Changement de paradigme : La volonté de cesser de fumer n’est pas toujours garante du succès

Certaines données portent à croire que TOUS les fumeurs peuvent bénéficier de se faire offrir de l’aide

Selon les recommandations des lignes directrices canadiennes et américaines en matière d’abandon tabagique, si un patient n’est pas prêt à renoncer au tabac, on devrait avoir recours à l’entrevue motivationnelle pour encourager une future tentative d’abandon1,2. Près des 2/3 des fumeurs envisagent sérieusement de renoncer au tabagisme au cours des 6 prochains mois, mais bien peu seront prêts à le faire dans le prochain mois2. Par conséquent, lorsqu’on demande aux patients s’ils sont prêts à cesser de fumer et en offrant un traitement uniquement aux fumeurs qui se disent prêts à écraser, on empêche la vaste majorité des fumeurs de recevoir un traitement.

De nombreuses études démontrent que les TRN accroissent significativement les taux d’abandon chez les personnes qui ne sont pas prêtes à cesser de fumer

Plan de l’étude Résultats

Revue systématique de 10 études contrôlées à répartition aléatoire3

  • Portant uniquement sur des patients qui n’étaient pas prêts à arrêter de fumer

Les interventions axées sur la réduction du tabagisme incluant une pharmacothérapie, comme les TRN, ont accru significativement l’abstinence à long terme3.

Étude contrôlée à répartition aléatoire4

(n = 750; 10 cigarettes et plus/jour)

Les fumeurs qui n’étaient pas prêts à écraser ont eu le même taux d’abandon que ceux qui étaient prêts à le faire, lorsqu’on leur offrait une pharmacothérapie4.

Étude de population5

(n=2168)

La motivation à arrêter de fumer ne permettait pas de prédire l’abstinence, et seule la moitié des fumeurs qui ont réussi à arrêter avaient déclaré au départ qu’ils prévoyaient le faire5,6.

Étude à répartition aléatoire faisant appel à des interventions téléphoniques (n = 3006)

L’intervention a accru le recours au traitement antitabagique et le taux d’abstinence après 1 an chez les patients qui avaient l’intention d’écraser et chez ceux qui n’en avaient pas l’intention. Près de la moitié des patients qui ont réussi à arrêter avaient déclaré au départ qu’ils n’étaient pas prêts à le faire7.

Les intentions des fumeurs, comme leur volonté de cesser de fumer peuvent changer rapidement sur une base quotidienne

Une nouvelle stratégie thérapeutique : l’approche « fumeur non motivé »

Des travaux récents de Richter et ses collègues mettent de l’avant une nouvelle approche intéressante pour l’abandon du tabagisme : une stratégie « fumeur non motivé » (vs « fumeur motivé »). Au lieu de demander aux patients s’ils sont prêts à écraser avant de leur offrir un traitement, on offre un traitement à tous les patients, et ils doivent choisir de ne pas le suivre8.

On doit ensuite se pencher sur les tentatives d’abandon précédentes pour établir le format et la posologie appropriés.
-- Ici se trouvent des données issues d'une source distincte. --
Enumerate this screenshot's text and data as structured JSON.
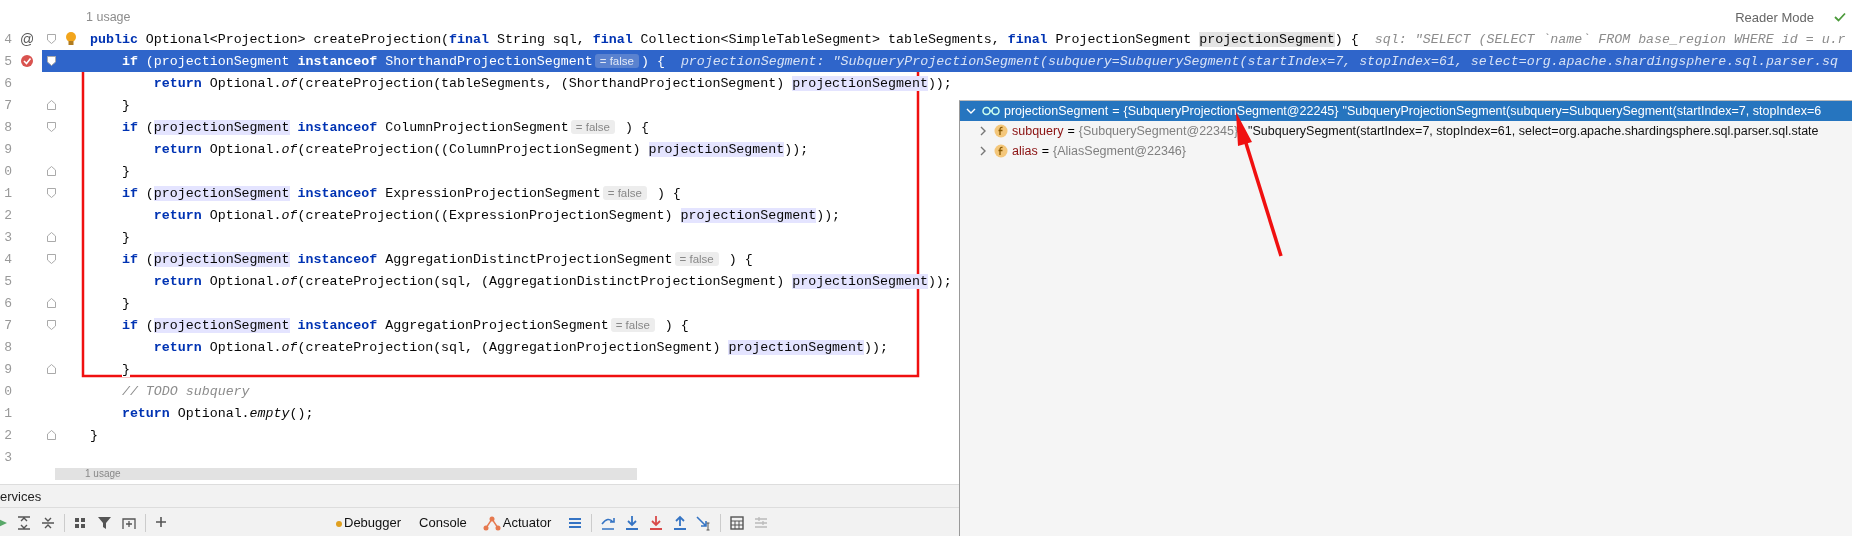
{
  "reader_mode": "Reader Mode",
  "lens_top": "1 usage",
  "lines": [
    {
      "number": "4",
      "selected": false,
      "gutter": {
        "kind": "text",
        "text": "@"
      },
      "bulb": true,
      "fold_open": true,
      "segments": [
        {
          "kind": "keyword",
          "text": "public"
        },
        {
          "kind": "plain",
          "text": " Optional<Projection> createProjection("
        },
        {
          "kind": "keyword",
          "text": "final"
        },
        {
          "kind": "plain",
          "text": " String sql, "
        },
        {
          "kind": "keyword",
          "text": "final"
        },
        {
          "kind": "plain",
          "text": " Collection<SimpleTableSegment> tableSegments, "
        },
        {
          "kind": "keyword",
          "text": "final"
        },
        {
          "kind": "plain",
          "text": " ProjectionSegment "
        },
        {
          "kind": "param",
          "text": "projectionSegment"
        },
        {
          "kind": "plain",
          "text": ") {"
        },
        {
          "kind": "hint",
          "text": "sql: \"SELECT (SELECT `name` FROM base_region WHERE id = u.r"
        }
      ],
      "children": [
        {
          "number": "5",
          "selected": true,
          "gutter": {
            "kind": "breakpoint"
          },
          "fold_open": true,
          "segments": [
            {
              "kind": "keyword",
              "text": "if"
            },
            {
              "kind": "plain",
              "text": " (projectionSegment"
            },
            {
              "kind": "keyword",
              "text": " instanceof"
            },
            {
              "kind": "plain",
              "text": " ShorthandProjectionSegment"
            },
            {
              "kind": "inlay",
              "text": "= false"
            },
            {
              "kind": "plain",
              "text": ") {"
            },
            {
              "kind": "hint",
              "text": "projectionSegment: \"SubqueryProjectionSegment(subquery=SubquerySegment(startIndex=7, stopIndex=61, select=org.apache.shardingsphere.sql.parser.sq"
            }
          ],
          "children": [
            {
              "number": "6",
              "selected": false,
              "segments": [
                {
                  "kind": "keyword",
                  "text": "return"
                },
                {
                  "kind": "plain",
                  "text": " Optional."
                },
                {
                  "kind": "method",
                  "text": "of"
                },
                {
                  "kind": "plain",
                  "text": "(createProjection(tableSegments, (ShorthandProjectionSegment) "
                },
                {
                  "kind": "usage",
                  "text": "projectionSegment"
                },
                {
                  "kind": "plain",
                  "text": "));"
                }
              ]
            }
          ]
        },
        {
          "number": "7",
          "selected": false,
          "fold_close": true,
          "segments": [
            {
              "kind": "plain",
              "text": "}"
            }
          ]
        },
        {
          "number": "8",
          "selected": false,
          "fold_open": true,
          "segments": [
            {
              "kind": "keyword",
              "text": "if"
            },
            {
              "kind": "plain",
              "text": " ("
            },
            {
              "kind": "usage",
              "text": "projectionSegment"
            },
            {
              "kind": "keyword",
              "text": " instanceof"
            },
            {
              "kind": "plain",
              "text": " ColumnProjectionSegment"
            },
            {
              "kind": "inlay",
              "text": "= false"
            },
            {
              "kind": "plain",
              "text": " ) {"
            }
          ],
          "children": [
            {
              "number": "9",
              "selected": false,
              "segments": [
                {
                  "kind": "keyword",
                  "text": "return"
                },
                {
                  "kind": "plain",
                  "text": " Optional."
                },
                {
                  "kind": "method",
                  "text": "of"
                },
                {
                  "kind": "plain",
                  "text": "(createProjection((ColumnProjectionSegment) "
                },
                {
                  "kind": "usage",
                  "text": "projectionSegment"
                },
                {
                  "kind": "plain",
                  "text": "));"
                }
              ]
            }
          ]
        },
        {
          "number": "0",
          "selected": false,
          "fold_close": true,
          "segments": [
            {
              "kind": "plain",
              "text": "}"
            }
          ]
        },
        {
          "number": "1",
          "selected": false,
          "fold_open": true,
          "segments": [
            {
              "kind": "keyword",
              "text": "if"
            },
            {
              "kind": "plain",
              "text": " ("
            },
            {
              "kind": "usage",
              "text": "projectionSegment"
            },
            {
              "kind": "keyword",
              "text": " instanceof"
            },
            {
              "kind": "plain",
              "text": " ExpressionProjectionSegment"
            },
            {
              "kind": "inlay",
              "text": "= false"
            },
            {
              "kind": "plain",
              "text": " ) {"
            }
          ],
          "children": [
            {
              "number": "2",
              "selected": false,
              "segments": [
                {
                  "kind": "keyword",
                  "text": "return"
                },
                {
                  "kind": "plain",
                  "text": " Optional."
                },
                {
                  "kind": "method",
                  "text": "of"
                },
                {
                  "kind": "plain",
                  "text": "(createProjection((ExpressionProjectionSegment) "
                },
                {
                  "kind": "usage",
                  "text": "projectionSegment"
                },
                {
                  "kind": "plain",
                  "text": "));"
                }
              ]
            }
          ]
        },
        {
          "number": "3",
          "selected": false,
          "fold_close": true,
          "segments": [
            {
              "kind": "plain",
              "text": "}"
            }
          ]
        },
        {
          "number": "4",
          "selected": false,
          "fold_open": true,
          "segments": [
            {
              "kind": "keyword",
              "text": "if"
            },
            {
              "kind": "plain",
              "text": " ("
            },
            {
              "kind": "usage",
              "text": "projectionSegment"
            },
            {
              "kind": "keyword",
              "text": " instanceof"
            },
            {
              "kind": "plain",
              "text": " AggregationDistinctProjectionSegment"
            },
            {
              "kind": "inlay",
              "text": "= false"
            },
            {
              "kind": "plain",
              "text": " ) {"
            }
          ],
          "children": [
            {
              "number": "5",
              "selected": false,
              "segments": [
                {
                  "kind": "keyword",
                  "text": "return"
                },
                {
                  "kind": "plain",
                  "text": " Optional."
                },
                {
                  "kind": "method",
                  "text": "of"
                },
                {
                  "kind": "plain",
                  "text": "(createProjection(sql, (AggregationDistinctProjectionSegment) "
                },
                {
                  "kind": "usage",
                  "text": "projectionSegment"
                },
                {
                  "kind": "plain",
                  "text": "));"
                }
              ]
            }
          ]
        },
        {
          "number": "6",
          "selected": false,
          "fold_close": true,
          "segments": [
            {
              "kind": "plain",
              "text": "}"
            }
          ]
        },
        {
          "number": "7",
          "selected": false,
          "fold_open": true,
          "segments": [
            {
              "kind": "keyword",
              "text": "if"
            },
            {
              "kind": "plain",
              "text": " ("
            },
            {
              "kind": "usage",
              "text": "projectionSegment"
            },
            {
              "kind": "keyword",
              "text": " instanceof"
            },
            {
              "kind": "plain",
              "text": " AggregationProjectionSegment"
            },
            {
              "kind": "inlay",
              "text": "= false"
            },
            {
              "kind": "plain",
              "text": " ) {"
            }
          ],
          "children": [
            {
              "number": "8",
              "selected": false,
              "segments": [
                {
                  "kind": "keyword",
                  "text": "return"
                },
                {
                  "kind": "plain",
                  "text": " Optional."
                },
                {
                  "kind": "method",
                  "text": "of"
                },
                {
                  "kind": "plain",
                  "text": "(createProjection(sql, (AggregationProjectionSegment) "
                },
                {
                  "kind": "usage",
                  "text": "projectionSegment"
                },
                {
                  "kind": "plain",
                  "text": "));"
                }
              ]
            }
          ]
        },
        {
          "number": "9",
          "selected": false,
          "fold_close": true,
          "segments": [
            {
              "kind": "plain",
              "text": "}"
            }
          ]
        },
        {
          "number": "0",
          "selected": false,
          "segments": [
            {
              "kind": "comment",
              "text": "// TODO subquery"
            }
          ]
        },
        {
          "number": "1",
          "selected": false,
          "segments": [
            {
              "kind": "keyword",
              "text": "return"
            },
            {
              "kind": "plain",
              "text": " Optional."
            },
            {
              "kind": "method",
              "text": "empty"
            },
            {
              "kind": "plain",
              "text": "();"
            }
          ]
        }
      ]
    },
    {
      "number": "2",
      "selected": false,
      "fold_close": true,
      "segments": [
        {
          "kind": "plain",
          "text": "}"
        }
      ]
    },
    {
      "number": "3",
      "selected": false
    }
  ],
  "lens_bottom": "1 usage",
  "services": {
    "title": "ervices",
    "tabs": [
      {
        "label": "Debugger",
        "kind": "debugger"
      },
      {
        "label": "Console",
        "kind": "plain"
      },
      {
        "label": "Actuator",
        "kind": "actuator"
      }
    ]
  },
  "debugger": {
    "rows": [
      {
        "kind": "watch",
        "expanded": true,
        "selected": true,
        "name": "projectionSegment",
        "op": "=",
        "value": "{SubqueryProjectionSegment@22245}",
        "text": "\"SubqueryProjectionSegment(subquery=SubquerySegment(startIndex=7, stopIndex=6"
      },
      {
        "kind": "field",
        "expanded": false,
        "selected": false,
        "name": "subquery",
        "op": "=",
        "value": "{SubquerySegment@22345}",
        "text": "\"SubquerySegment(startIndex=7, stopIndex=61, select=org.apache.shardingsphere.sql.parser.sql.state"
      },
      {
        "kind": "field",
        "expanded": false,
        "selected": false,
        "name": "alias",
        "op": "=",
        "value": "{AliasSegment@22346}"
      }
    ]
  }
}
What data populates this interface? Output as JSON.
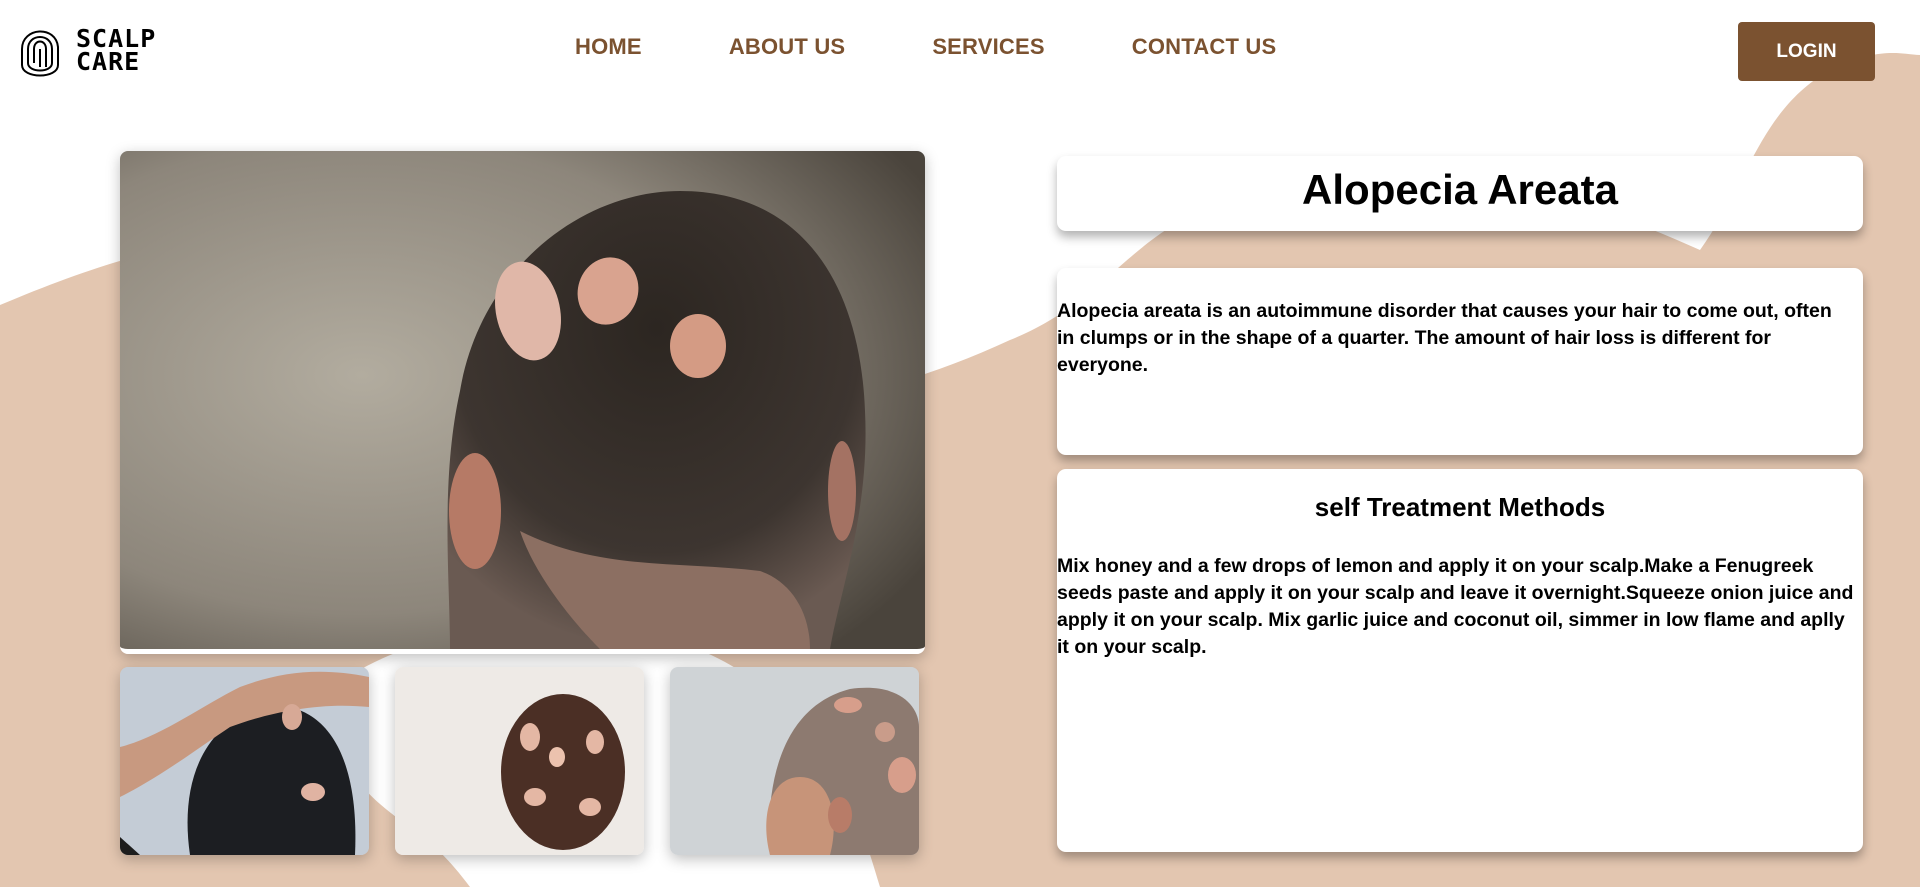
{
  "brand": {
    "line1": "SCALP",
    "line2": "CARE"
  },
  "nav": [
    {
      "label": "HOME"
    },
    {
      "label": "ABOUT US"
    },
    {
      "label": "SERVICES"
    },
    {
      "label": "CONTACT US"
    }
  ],
  "login_label": "LOGIN",
  "condition": {
    "title": "Alopecia Areata",
    "description": "Alopecia areata is an autoimmune disorder that causes your hair to come out, often in clumps or in the shape of a quarter. The amount of hair loss is different for everyone.",
    "treatment_heading": "self Treatment Methods",
    "treatment_text": "Mix honey and a few drops of lemon and apply it on your scalp.Make a Fenugreek seeds paste and apply it on your scalp and leave it overnight.Squeeze onion juice and apply it on your scalp. Mix garlic juice and coconut oil, simmer in low flame and aplly it on your scalp."
  },
  "colors": {
    "brand": "#7b5230",
    "blob": "#e3c6b0",
    "background": "#ffffff"
  }
}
Nouveau paradigme de traitement : Fumeur motivé vs fumeur non motivé6
Fumeur motivé Fumeur non motivé
Fumeur?
Brefs conseils
Prêt ou disposé à écraser?
Oui
Aide
Médicaments/soutien
Non
Intervention motivationnelle
Fumeur?
Brefs conseils
Aide
Médicaments/soutien

Des données portent à croire les PDS traiteront plus efficacement la dépendance au tabac en offrant des soins autant aux fumeurs motivés qu’aux fumeurs non motivés9 :

  • Conseiller à tous les patients d’abandonner le tabac a accru significativement l’abstinence à long terme comparativement au fait de ne donner aucun conseil (RR = 1,47, IC à 95 % : 1,24 à 1,75).
  • Les fumeurs à qui l’on offrait une TRN avaient deux fois plus de chances d’écraser comparativement à ceux à qui l’on offrait seulement du counseling (RR = 1,49, IC à 95 % : 1,17 à 1,89)

Les PDS peuvent choisir le dépistage conventionnel ou la stratégie « fumeur motivé » parce qu’ils craignent de nuire à leur relation avec les patients en faisant pression sur eux pour qu’ils écrasent. Toutefois, les données probantes indiquent le contraire. En effet, les fumeurs (même ceux qui ne sont pas prêts à écraser) expriment une plus grande satisfaction à l’égard de leur PDS lorsqu’ils reçoivent une intervention10

« Lorsque de solides données probantes étayent un traitement approprié, celui-ci devrait être présenté comme le traitement par défaut8. »

- Richter et coll., 2015

Traitement du tabagisme à titre d’affection chronique

Selon les données probantes actuelles, on devrait aller au-delà des techniques visant à convaincre les fumeurs d’écraser avant de leur offrir un traitement. Cette approche pourrait sous-estimer la motivation d’écraser des fumeurs, étant donné que la vaste majorité d’entre eux souhaitent cesser de fumer sans exprimer nécessairement leur volonté de le faire11. Les PDS pourraient être plus efficaces en traitant la dépendance au tabac de la même façon qu’ils traitent l’hypertension et d’autres affections chroniques en recommandant de manière proactive les traitements fondés sur les données probantes, comme les TRN, que les fumeurs soient motivés ou non d’abandonner le tabagisme. Par exemple: Avez-vous consommé un produit du tabac au cours des 30 derniers jours? La meilleure façon de cesser de fumer est le soutien en association avec la médication, comme les TRN. Voici la dose que je vous recommande...

Les chances de réussite sont liées à la dépendance à la nicotine et non à l’intention de cesser de fumer.

-- Ontario Tobacco Research Unit Report, 2016

« Offrir un traitement uniquement aux fumeurs déjà prêts à cesser de fumer limite encore davantage la portée des interventions antitabagiques actuelles4. »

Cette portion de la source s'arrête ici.